Luboldt H J, Bex A, Swoboda A, Hüsing J, Rübben H
Department of Urology, Biometry and Epidemiology, Universitätsklinikum der Gesamthochschule Essen, Germany.
Eur Urol. 2001 Feb;39(2):131-7. doi: 10.1159/000052427.
While international screening studies for prostate cancer are by now almost reaching the estimated number of recruitments mandatory for the necessary power to investigate an effect on mortality of prostate cancer, no statistical figures on the detection of prostate cancer in Germany - apart from historical data before the use of prostate-specific antigen (PSA) are available. In order to generate a database and to investigate the diagnostic efficacy of the primarily practice-based urological care system, a case finding study designed as a nationwide longitudinal early detection trial was initiated.
In one week in November 1997, 963 urologists prospectively examined 11,644 men between 45 and 75 years of age by digital rectal examination (DRE) and PSA with 4.0 ng/ml as cutoff. Data of family history and physical examination were collected by questionnaire. At this time participants were not aware of their PSA value. PSA was determined in the study center. Indication for sextant biopsy was a PSA value above 4.0 ng/ml or a suspicious lesion on DRE. Any indicated biopsy not performed had to be clarified. In a second questionnaire results of prostate biopsy, treatment and tumor status were documented.
The mean age of the study population was 62 years (median 62). The PSA median was 1.4 ng/ml with 82.8% presenting with < 4.0 ng/ml, 12.8% with 4-10 ng/ml and 4.4% with >10 ng/ml. From 1,115 men (47.7%) biopsied, 262 cancers were detected resulting in a detection rate of 23.5%. While 399 men refused biopsy, further investigation was not recommended in 387 men by their urologist, because prostatitis or benign hyperplasia was thought to be the cause for elevated PSA. From the 143 patients undergoing radical prostatectomy, 93 (65%) cancers were organ confined. T(1c) cancers with elevated PSA > 10 ng/ml could be treated with curative intent in 44% only. The positive predictive value (PPV) was estimated to be 16% for DRE alone (14/90), 17% for PSA alone (143/819) and 51% for the combination of both (105/206). In that cohort, use of age-adjusted PSA values and PSA density increased the PPV of PSA testing nonsignificantly.

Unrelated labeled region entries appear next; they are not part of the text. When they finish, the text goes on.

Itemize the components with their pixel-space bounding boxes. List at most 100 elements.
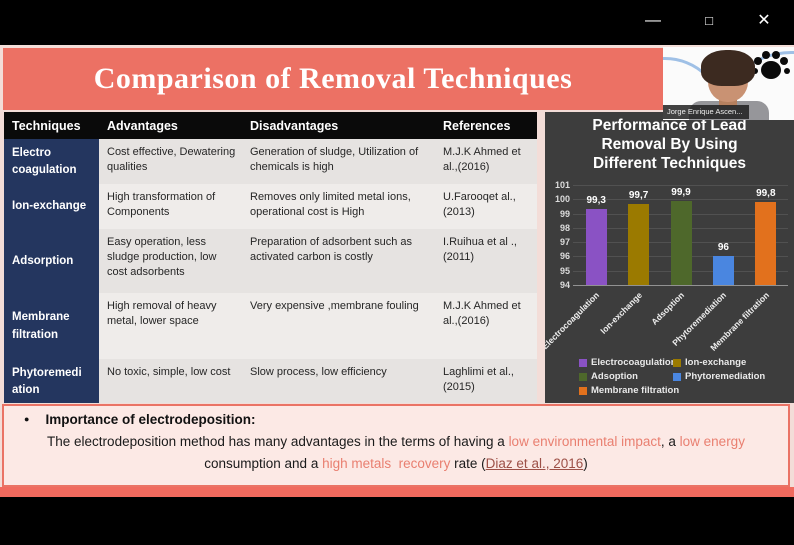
references-cell: Laghlimi et al.,(2015) [435, 358, 537, 403]
window-titlebar: — □ ✕ [0, 0, 794, 45]
advantages-cell: Cost effective, Dewatering qualities [99, 139, 242, 184]
bar-value-label: 99,8 [756, 188, 776, 200]
legend-item: Ion-exchange [673, 357, 789, 368]
chart-panel: Performance of Lead Removal By Using Diffe… [545, 112, 794, 403]
y-tick-label: 94 [559, 280, 570, 290]
note-text-segment: , a [660, 434, 680, 449]
note-text-segment: high metals recovery [322, 455, 451, 471]
title-banner: Comparison of Removal Techniques [3, 48, 663, 110]
maximize-icon[interactable]: □ [705, 13, 713, 28]
note-text-segment: consumption and a [204, 434, 749, 471]
notes-heading: Importance of electrodeposition: [45, 412, 256, 427]
legend-item: Phytoremediation [673, 371, 789, 382]
bar [755, 202, 777, 285]
references-cell: M.J.K Ahmed et al.,(2016) [435, 292, 537, 359]
references-cell: I.Ruihua et al .,(2011) [435, 228, 537, 293]
y-tick-label: 101 [554, 180, 570, 190]
bar-value-label: 99,7 [628, 189, 649, 201]
technique-cell: Ion-exchange [4, 183, 99, 229]
participant-name-label: Jorge Enrique Ascen... [663, 105, 749, 119]
note-text-segment: ) [583, 455, 588, 471]
minimize-icon[interactable]: — [645, 12, 661, 29]
table-header-cell: References [435, 112, 537, 139]
bottom-accent-strip [0, 487, 794, 497]
table-header-cell: Advantages [99, 112, 242, 139]
disadvantages-cell: Slow process, low efficiency [242, 358, 435, 403]
table-row: Phytoremediation No toxic, simple, low co… [4, 358, 537, 403]
bar-value-label: 99,3 [586, 195, 606, 207]
bar [585, 209, 607, 285]
notes-box: ● Importance of electrodeposition: The el… [2, 404, 790, 487]
note-text-segment: low energy [679, 434, 745, 449]
grid-line [573, 185, 788, 186]
disadvantages-cell: Very expensive ,membrane fouling [242, 292, 435, 359]
table-header-cell: Disadvantages [242, 112, 435, 139]
y-tick-label: 98 [559, 222, 570, 233]
legend-swatch [579, 358, 587, 367]
bar [712, 256, 734, 285]
y-tick-label: 96 [559, 251, 570, 262]
chart-title-line: Performance of Lead [592, 117, 747, 134]
legend-item: Electrocoagulation [579, 357, 677, 368]
table-header-row: Techniques Advantages Disadvantages Referen… [4, 112, 537, 139]
chart-title-line: Removal By Using [601, 135, 738, 153]
legend-label: Ion-exchange [685, 357, 747, 368]
table-row: Adsorption Easy operation, less sludge pr… [4, 228, 537, 293]
legend-swatch [673, 358, 681, 367]
legend-swatch [579, 372, 587, 381]
technique-cell: Membrane filtration [4, 292, 99, 359]
table-header-cell: Techniques [4, 112, 99, 139]
technique-cell: Adsorption [4, 228, 99, 293]
comparison-table-wrap: Techniques Advantages Disadvantages Referen… [4, 112, 537, 403]
y-tick-label: 99 [559, 208, 570, 219]
table-row: Electro coagulation Cost effective, Dewat… [4, 139, 537, 184]
comparison-table: Techniques Advantages Disadvantages Referen… [4, 112, 537, 403]
notes-paragraph: The electrodeposition method has many ad… [4, 431, 788, 474]
legend-label: Adsoption [591, 371, 638, 382]
technique-cell: Phytoremediation [4, 358, 99, 403]
chart-legend: Electrocoagulation Ion-exchange Adsoption P… [579, 357, 789, 396]
bar-value-label: 96 [717, 242, 729, 254]
legend-item: Adsoption [579, 371, 667, 382]
legend-swatch [579, 386, 587, 395]
bullet-icon: ● [24, 414, 30, 424]
citation-link[interactable]: Diaz et al., 2016 [485, 455, 584, 471]
legend-item: Membrane filtration [579, 385, 679, 396]
legend-swatch [673, 372, 681, 381]
legend-label: Electrocoagulation [591, 357, 677, 368]
grid-line [573, 285, 788, 286]
y-tick-label: 95 [559, 265, 570, 276]
bar-value-label: 99,9 [671, 186, 691, 198]
legend-label: Membrane filtration [591, 385, 680, 396]
note-text-segment: rate ( [450, 455, 486, 471]
slide-title: Comparison of Removal Techniques [93, 62, 573, 95]
disadvantages-cell: Generation of sludge, Utilization of che… [242, 139, 435, 184]
note-text-segment: low environmental impact [508, 434, 661, 449]
note-text-segment: The electrodeposition method has many ad… [47, 434, 509, 449]
references-cell: M.J.K Ahmed et al.,(2016) [435, 139, 537, 184]
y-tick-label: 97 [559, 237, 570, 248]
chart-title: Performance of Lead Removal By Using Diffe… [545, 112, 794, 174]
advantages-cell: Easy operation, less sludge production, … [99, 228, 242, 293]
advantages-cell: High removal of heavy metal, lower space [99, 292, 242, 359]
advantages-cell: No toxic, simple, low cost [99, 358, 242, 403]
grid-line [573, 199, 788, 201]
webcam-overlay[interactable]: Jorge Enrique Ascen... [663, 47, 794, 120]
table-row: Ion-exchange High transformation of Compo… [4, 183, 537, 229]
notes-heading-row: ● Importance of electrodeposition: [24, 412, 788, 427]
disadvantages-cell: Removes only limited metal ions, operati… [242, 183, 435, 229]
table-body: Electro coagulation Cost effective, Dewat… [4, 139, 537, 403]
technique-cell: Electro coagulation [4, 139, 99, 184]
legend-label: Phytoremediation [685, 371, 766, 382]
y-tick-label: 100 [554, 194, 570, 205]
bar [628, 203, 650, 285]
person-hair [701, 50, 755, 86]
paw-logo-icon [752, 51, 790, 79]
chart-title-line: Different Techniques [592, 154, 746, 172]
references-cell: U.Farooqet al.,(2013) [435, 183, 537, 229]
slide-canvas: Comparison of Removal Techniques Techniq… [0, 45, 794, 497]
table-row: Membrane filtration High removal of heavy… [4, 292, 537, 359]
bar [670, 200, 692, 285]
close-icon[interactable]: ✕ [757, 12, 771, 29]
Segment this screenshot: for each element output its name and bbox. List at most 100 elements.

Significant higher PPV indicated that utilizing a combination of both DRE and PSA is most effective in the early detection of prostate cancer. Unnecessary biopsies can be avoided using either age-adjusted PSA value or PSA density, but the PPV is not significantly changed and potentially curable cancer is missed in up to 25%. Given the substantial variability of the diagnostic approach despite the study design, uniform guidelines are necessary to ensure countrywide sufficient screening.

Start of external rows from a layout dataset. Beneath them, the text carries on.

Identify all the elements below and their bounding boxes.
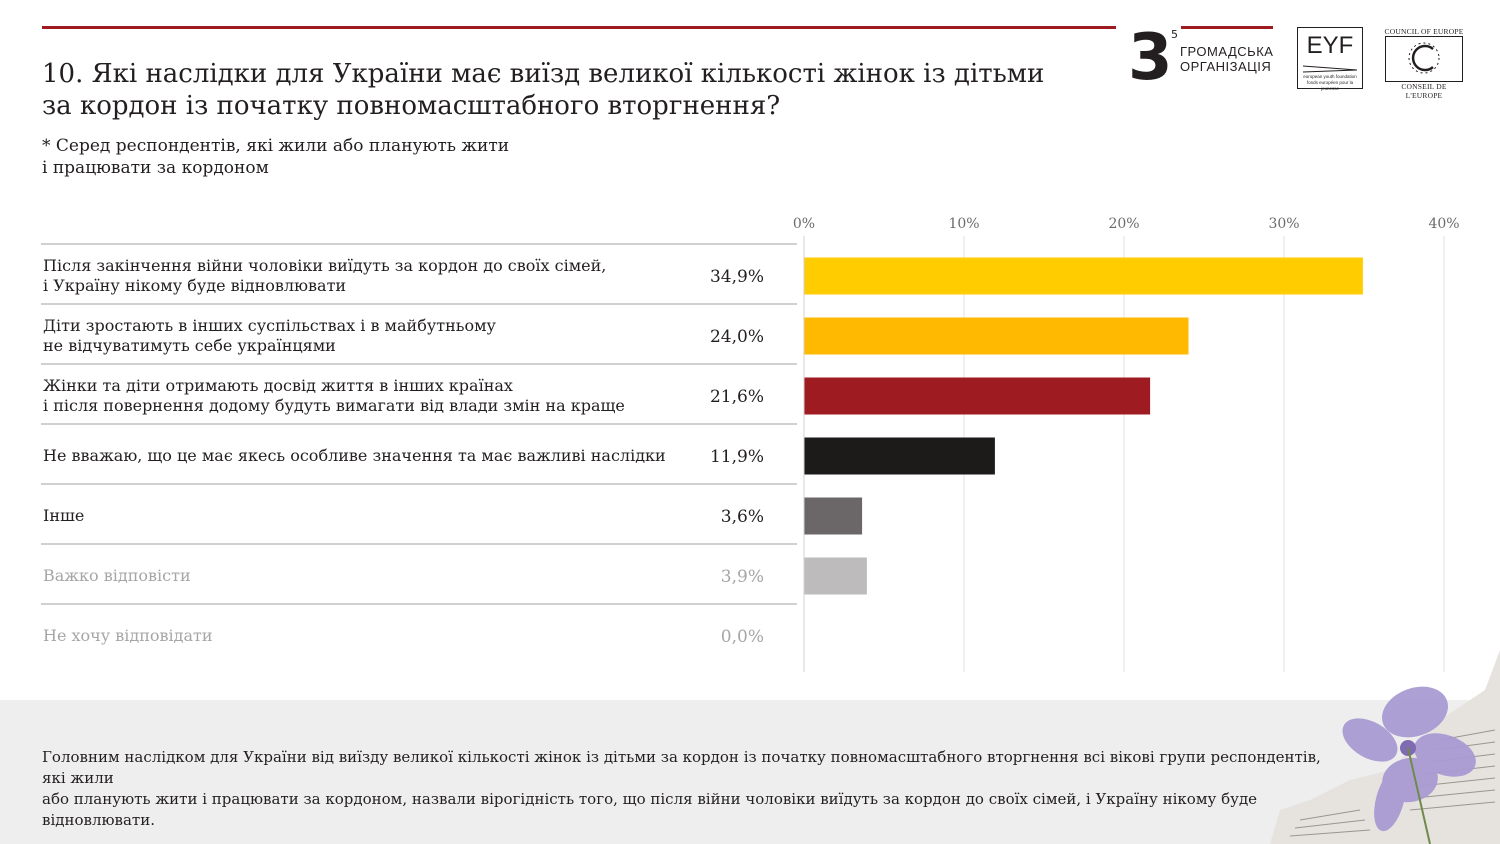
flower-illustration-icon — [1270, 650, 1500, 844]
coe-logo: COUNCIL OF EUROPE CONSEIL DE L'EUROPE — [1384, 27, 1464, 100]
eyf-logo-text: EYF — [1306, 32, 1354, 59]
bar — [804, 497, 863, 535]
eyf-logo: EYF european youth foundation fonds euro… — [1297, 27, 1363, 91]
data-label: 21,6% — [710, 387, 764, 407]
data-label: 3,9% — [721, 567, 764, 587]
category-label: Не хочу відповідати — [43, 626, 213, 645]
eyf-logo-sub-1: european youth foundation — [1303, 74, 1357, 79]
coe-emblem-icon — [1408, 42, 1439, 74]
category-label: Не вважаю, що це має якесь особливе знач… — [43, 446, 666, 465]
bar — [804, 557, 867, 595]
bar — [804, 317, 1189, 355]
x-tick-label: 10% — [948, 216, 979, 232]
x-tick-label: 40% — [1428, 216, 1459, 232]
header-rule-logo — [1181, 26, 1273, 29]
chart-rows: Після закінчення війни чоловіки виїдуть … — [41, 243, 1363, 647]
eyf-logo-sub-2: fonds européen pour la jeunesse — [1306, 80, 1354, 91]
org-name: ГРОМАДСЬКА ОРГАНІЗАЦІЯ — [1180, 44, 1273, 74]
eyf-logo-arrow-icon — [1302, 65, 1358, 73]
subtitle-line-2: і працювати за кордоном — [42, 158, 269, 178]
footer-panel — [0, 700, 1500, 844]
bar — [804, 257, 1363, 295]
category-label: Після закінчення війни чоловіки виїдуть … — [43, 256, 606, 275]
org-logo-digit: 3 — [1128, 21, 1173, 95]
org-logo: 3 5 — [1128, 21, 1178, 95]
category-label: Важко відповісти — [43, 566, 191, 585]
category-label: Жінки та діти отримають досвід життя в і… — [43, 376, 513, 395]
org-logo-sup: 5 — [1171, 28, 1178, 41]
footer-summary: Головним наслідком для України від виїзд… — [42, 747, 1332, 831]
category-label: і після повернення додому будуть вимагат… — [43, 396, 625, 415]
coe-logo-bottom: CONSEIL DE L'EUROPE — [1401, 82, 1447, 100]
chart-x-ticks: 0% 10% 20% 30% 40% — [793, 216, 1460, 232]
footer-summary-line-2: або планують жити і працювати за кордоно… — [42, 790, 1258, 829]
bar — [804, 437, 995, 475]
data-label: 24,0% — [710, 327, 764, 347]
subtitle-line-1: * Серед респондентів, які жили або плану… — [42, 136, 510, 156]
org-name-line-2: ОРГАНІЗАЦІЯ — [1180, 59, 1272, 74]
coe-logo-top: COUNCIL OF EUROPE — [1384, 27, 1464, 36]
data-label: 3,6% — [721, 507, 764, 527]
page-title: 10. Які наслідки для України має виїзд в… — [42, 58, 1092, 122]
data-label: 34,9% — [710, 267, 764, 287]
category-label: Інше — [43, 506, 84, 525]
category-label: не відчуватимуть себе українцями — [43, 336, 336, 355]
x-tick-label: 30% — [1268, 216, 1299, 232]
page-subtitle: * Серед респондентів, які жили або плану… — [42, 135, 642, 179]
bar-chart: 0% 10% 20% 30% 40% Після закінчення війни чо… — [41, 216, 1460, 672]
footer-summary-line-1: Головним наслідком для України від виїзд… — [42, 748, 1321, 787]
title-line-1: 10. Які наслідки для України має виїзд в… — [42, 59, 1045, 89]
category-label: і Україну нікому буде відновлювати — [43, 276, 346, 295]
title-line-2: за кордон із початку повномасштабного вт… — [42, 91, 781, 121]
data-label: 0,0% — [721, 627, 764, 647]
bar — [804, 377, 1151, 415]
coe-logo-emblem — [1385, 36, 1463, 82]
org-name-line-1: ГРОМАДСЬКА — [1180, 44, 1274, 59]
category-label: Діти зростають в інших суспільствах і в … — [43, 316, 497, 335]
data-label: 11,9% — [710, 447, 764, 467]
x-tick-label: 0% — [793, 216, 815, 232]
header-rule — [42, 26, 1116, 29]
x-tick-label: 20% — [1108, 216, 1139, 232]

虽然目前国际上针对前列腺癌的筛查研究几乎已达到调查前列腺癌对死亡率影响所需效力的估计招募人数,但除了使用前列腺特异性抗原(PSA)之前的历史数据外,德国尚无关于前列腺癌检测的统计数据。为了建立一个数据库并研究以基层医疗为主的泌尿外科护理系统的诊断效力,启动了一项作为全国纵向早期检测试验设计的病例发现研究。

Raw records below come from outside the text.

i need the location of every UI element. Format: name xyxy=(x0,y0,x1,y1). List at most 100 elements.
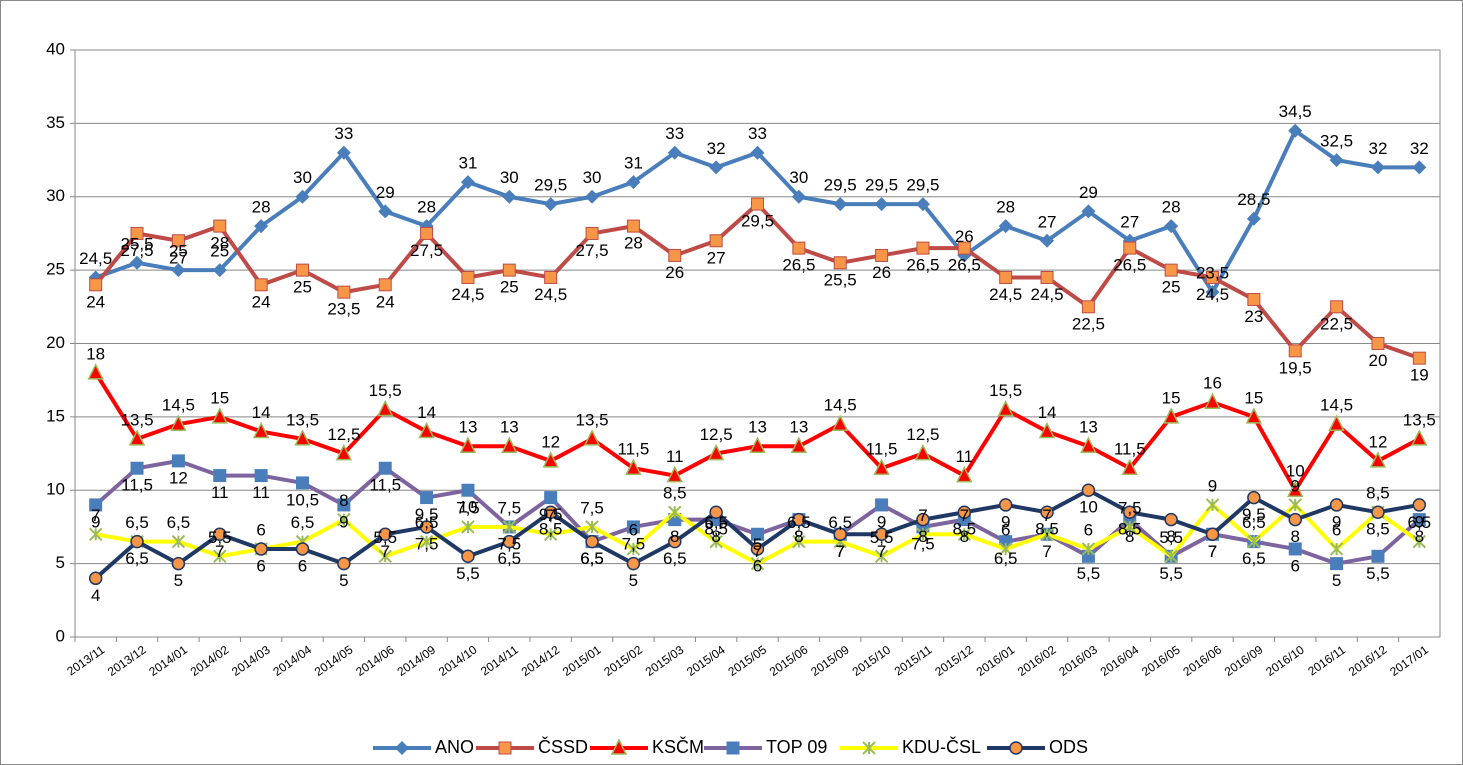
marker xyxy=(461,549,475,564)
marker xyxy=(1245,407,1263,424)
data-label: 6,5 xyxy=(828,513,852,532)
marker xyxy=(626,219,640,233)
marker xyxy=(544,491,558,505)
data-label: 7,5 xyxy=(911,534,935,553)
data-label: 7 xyxy=(1208,542,1217,561)
data-label: 7,5 xyxy=(580,498,604,517)
marker xyxy=(1371,549,1385,563)
data-label: 32 xyxy=(707,139,726,158)
data-label: 22,5 xyxy=(1072,314,1105,333)
data-label: 9 xyxy=(1208,476,1217,495)
data-label: 10 xyxy=(458,498,477,517)
marker xyxy=(792,512,806,527)
marker xyxy=(171,454,185,468)
marker xyxy=(790,436,808,453)
data-label: 30 xyxy=(789,168,808,187)
data-label: 15,5 xyxy=(369,381,402,400)
marker xyxy=(1329,542,1344,556)
marker xyxy=(460,175,475,190)
marker xyxy=(89,278,103,292)
marker xyxy=(170,414,187,431)
marker xyxy=(583,429,601,446)
data-label: 24,5 xyxy=(79,249,112,268)
marker xyxy=(1412,513,1426,527)
data-label: 8 xyxy=(1125,527,1134,546)
marker xyxy=(543,505,558,520)
data-label: 11,5 xyxy=(866,440,898,459)
data-label: 6 xyxy=(753,556,762,575)
data-label: 24,5 xyxy=(1196,285,1229,304)
marker xyxy=(1412,534,1427,549)
data-label: 13,5 xyxy=(120,410,153,429)
data-label: 27,5 xyxy=(120,241,153,260)
legend-item: KSČM xyxy=(590,736,704,757)
data-label: 28,5 xyxy=(1237,190,1270,209)
data-label: 29,5 xyxy=(741,212,774,231)
marker xyxy=(295,542,310,556)
marker xyxy=(543,197,558,212)
data-label: 24 xyxy=(86,292,105,311)
data-label: 7 xyxy=(877,542,886,561)
marker xyxy=(130,226,144,240)
marker xyxy=(997,399,1014,417)
data-label: 24 xyxy=(376,292,395,311)
marker xyxy=(212,263,227,278)
data-label: 15 xyxy=(1162,388,1181,407)
marker xyxy=(461,483,475,497)
data-label: 6,5 xyxy=(704,513,728,532)
data-label: 7 xyxy=(380,542,389,561)
data-label: 31 xyxy=(624,154,643,173)
data-label: 7,5 xyxy=(456,498,480,517)
marker xyxy=(791,189,806,204)
marker xyxy=(1329,153,1344,168)
data-label: 9,5 xyxy=(415,505,439,524)
y-tick-label: 35 xyxy=(46,113,65,132)
data-label: 26 xyxy=(872,263,891,282)
data-label: 30 xyxy=(293,168,312,187)
legend-label: KDU-ČSL xyxy=(902,736,981,757)
marker xyxy=(1164,512,1178,527)
marker xyxy=(668,505,682,519)
marker xyxy=(751,197,764,211)
marker xyxy=(957,505,972,520)
marker xyxy=(88,527,103,541)
marker xyxy=(213,527,227,542)
data-label: 7,5 xyxy=(415,534,439,553)
data-label: 5 xyxy=(339,571,348,590)
marker xyxy=(709,234,723,248)
marker xyxy=(377,399,394,417)
marker xyxy=(749,436,766,453)
data-label: 10,5 xyxy=(286,490,319,509)
marker xyxy=(667,145,682,160)
data-label: 6 xyxy=(629,520,638,539)
data-label: 29,5 xyxy=(865,176,898,195)
data-label: 9 xyxy=(1415,512,1424,531)
marker xyxy=(544,270,558,284)
marker xyxy=(626,542,641,556)
marker xyxy=(874,549,889,563)
marker xyxy=(1040,527,1054,541)
data-label: 8,5 xyxy=(1366,520,1390,539)
marker xyxy=(709,505,723,520)
marker xyxy=(254,219,269,234)
legend-item: ODS xyxy=(987,737,1088,757)
data-label: 5 xyxy=(629,571,638,590)
data-label: 15,5 xyxy=(989,381,1022,400)
data-label: 24,5 xyxy=(1030,285,1063,304)
data-label: 9,5 xyxy=(539,505,563,524)
marker xyxy=(337,512,351,527)
marker xyxy=(956,465,973,483)
marker xyxy=(1123,241,1137,255)
data-label: 6,5 xyxy=(167,513,191,532)
data-label: 28 xyxy=(210,234,229,253)
data-label: 12,5 xyxy=(327,425,360,444)
marker xyxy=(1371,505,1385,520)
marker xyxy=(337,556,351,571)
data-label: 6 xyxy=(1084,520,1093,539)
marker xyxy=(1287,480,1304,497)
data-label: 6,5 xyxy=(1242,549,1266,568)
data-label: 27,5 xyxy=(575,241,608,260)
data-label: 5,5 xyxy=(870,528,894,547)
data-label: 14 xyxy=(252,403,271,422)
data-label: 13 xyxy=(789,418,808,437)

1997年11月的一周内,963名泌尿科医生对11644名45至75岁男性进行了前瞻性检查,采用直肠指检(DRE)和以4.0 ng/ml为临界值的PSA检测。通过问卷收集家族史和体格检查数据。此时参与者不知道自己的PSA值。PSA在研究中心测定。 sextant活检的指征是PSA值高于4.0 ng/ml或DRE发现可疑病变。任何未进行的指示性活检都必须予以说明。在第二份问卷中记录了前列腺活检、治疗和肿瘤状态的结果。
研究人群的平均年龄为62岁(中位数62岁)。PSA中位数为1.4 ng/ml,82.8%的人PSA值<4.0 ng/ml,12.8%的人PSA值为4 - 10 ng/ml,4.4%的人PSA值>10 ng/ml。在1115名接受活检的男性(47.7%)中,检测到262例癌症,检出率为23.5%。虽然有399名男性拒绝活检,但泌尿科医生对387名男性不建议进一步检查,因为认为前列腺炎或良性增生是PSA升高的原因。在143例接受根治性前列腺切除术的患者中,93例(65%)癌症局限于器官内。PSA>10 ng/ml的T(1c)期癌症只有44%可进行根治性治疗。单独DRE的阳性预测值(PPV)估计为16%(14/90),单独PSA的PPV为17%(143/819),两者联合的PPV为51%(105/206)。在该队列中,使用年龄校正后的PSA值和PSA密度对PSA检测的PPV无显著增加。
显著更高的PPV表明,DRE和PSA联合使用在前列腺癌早期检测中最有效。使用年龄校正后的PSA值或PSA密度可避免不必要的活检,但PPV没有显著变化,高达25%的潜在可治愈癌症可能会被漏诊。鉴于尽管有研究设计,但诊断方法存在很大差异,需要统一的指南以确保全国范围内充分的筛查。